Steven Soderbergh returns to filmmaking with the familiar caper ‘Logan Lucky’

logan-lucky

Channing Tatum, Riely Keough and Adam Driver are the Logans in ‘Logan Lucky.’


 
ARNOLD WAYNE JONES | Executive Editor
jones@dallasvoice.com
After he directed Side Effects, Steven Soderbergh announced he was retiring from directing feature films — he’d produce films, and he’d work in TV (including directing Behind the Candelabra and the series The Knick), but he was through with Hollywood as a big-time, Oscar-winning movie director.
That was in 2013. Didn’t last long.
Soderbergh has just released his latest directorial feature, Logan Lucky. He returned to films, he said, because he found a way to circumvent the studio system and put out a film truly independently, with the artists getting paid what they’re due instead of begging for scraps from bean-counting CPAs in corner offices. And what vehicle did he use to make this point? A story about working-class men who stick it to bean-counting CPAs in corner offices.

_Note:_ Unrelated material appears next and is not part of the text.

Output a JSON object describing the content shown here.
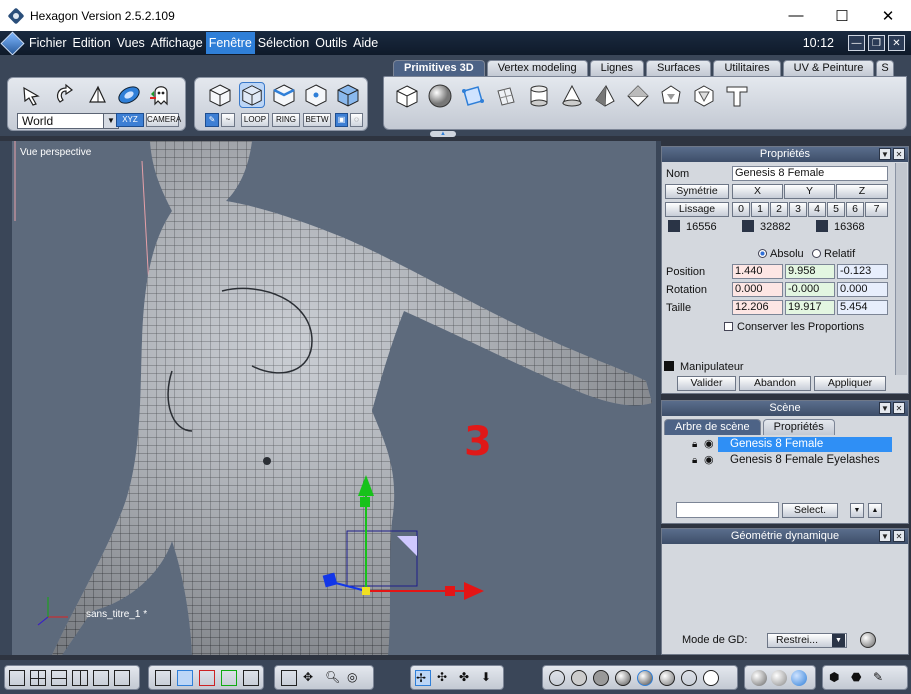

Big stretch, right? Not at all… in multiple respects. Not only does the film’s plot reinforce its message of scoundrels outsmarting The Man, but it’s a theme Soderbergh has revisited time and time again. Not only does Logan Lucky seem like an unofficial sequel to the Ocean’s heist movies, it also recalls Soderbergh’s cult hit Out of Sight: Hip romance, jazzy, not-too-serious pacing, whackadoo timeline jumps and a casual attitude. It’s not a thriller (the stakes never seem that high), but a procedural: How will the Logan siblings — lovable loser Jimmy (Channing Tatum), one-handed veteran Clyde (Adam Driver) and sexy sister Mellie (Riley Keough) — manage to rob the Charlotte Motor Speedway and get safecracker Jack Bang (Daniel Craig) out of jail and back in before anyone notices?
The premise is delicious. The film is a lot of fun. And that’s about it.

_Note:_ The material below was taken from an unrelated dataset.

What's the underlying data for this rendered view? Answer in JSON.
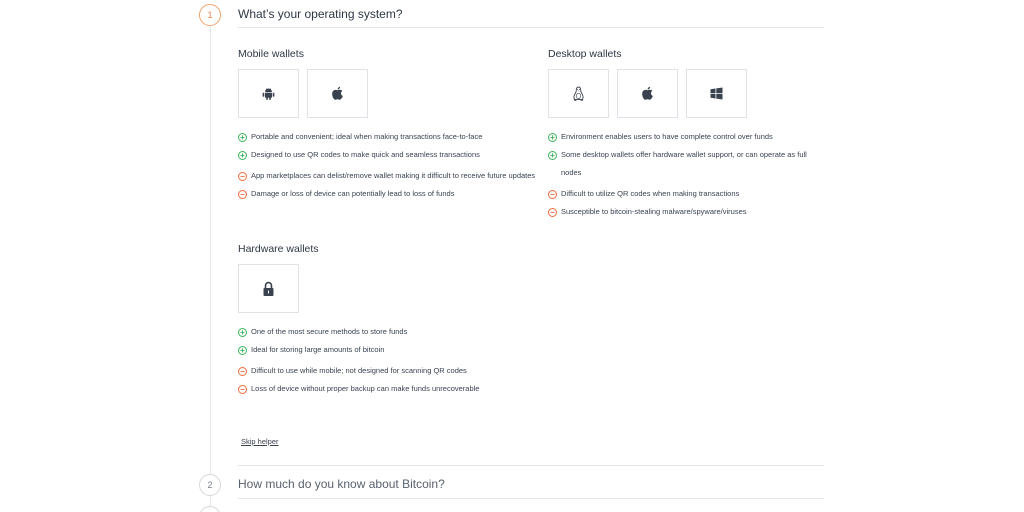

Going back to Columbo, watching the villains getting away with a crime (until they don’t anymore) is one of the most satisfying jigsaw puzzles of plotting. The trick is to entice the audience as co-conspirators from the outset. Get them to wonder how the heist will be pulled off by establishing insurmountable obstacles … and then surmount them. Jimmy even writes a decalog of “rules” in getting the job done before he even begins. The enjoyment should come in checking off that list with him.
Only that doesn’t really happen… not entirely satisfyingly, at least. After the initial list-making, the rules aren’t consulted again until nearly the end. The mechanics of the plan less impressive than you hope, including the prison break (and return) which is not so much clever as profoundly unlikely and downright lucky. It feels, in fact, like Ocean’s 6 — Lite Edition. (Craig even gets the same tongue-in-cheek “and introducing” credit that he gave to Julia Roberts.)
Soderbergh’s biggest errors are in letting some of his actors’ performances get away from him. Katherine Waterston has the most grounded role as Tatum’s possible paramour, and the bright-eyed doofishness of Craig, Jack Quaid and Brian Gleeson as hicks with more tattoos than teeth brush up to the edge of parody without crossing it. But the accent Driver gives to his dopey redneck is one step shy of Yosemite Sam (amusing, but hardly authentic)… although he’s Meryl-Frickin-Streep next to Seth McFarlane’s woefully awful British accent (I guess? Maybe Australian? Probably though Nofuckingwayistanian) and painfully cartoonish performance, including a moustache that looks like it was borrowed from the Groucho Marx Collection at Kmart.
Aside from McFarlane’s distracting (but mercifully small) role, these are mostly nitpicks. Logan Lucky feels derivative, but still worthwhile. The real puzzle is why Soderbergh chose it for his heralded comeback. He didn’t exactly challenge himself, or his audience, with something groundbreaking. But maybe that’s the result of swimming in the shark-infested waters of Hollywood. He’s treading familiar, warm waters very close to the shore. But the scenery is still relaxing.
This article appeared in the Dallas Voice print edition August 18, 2017.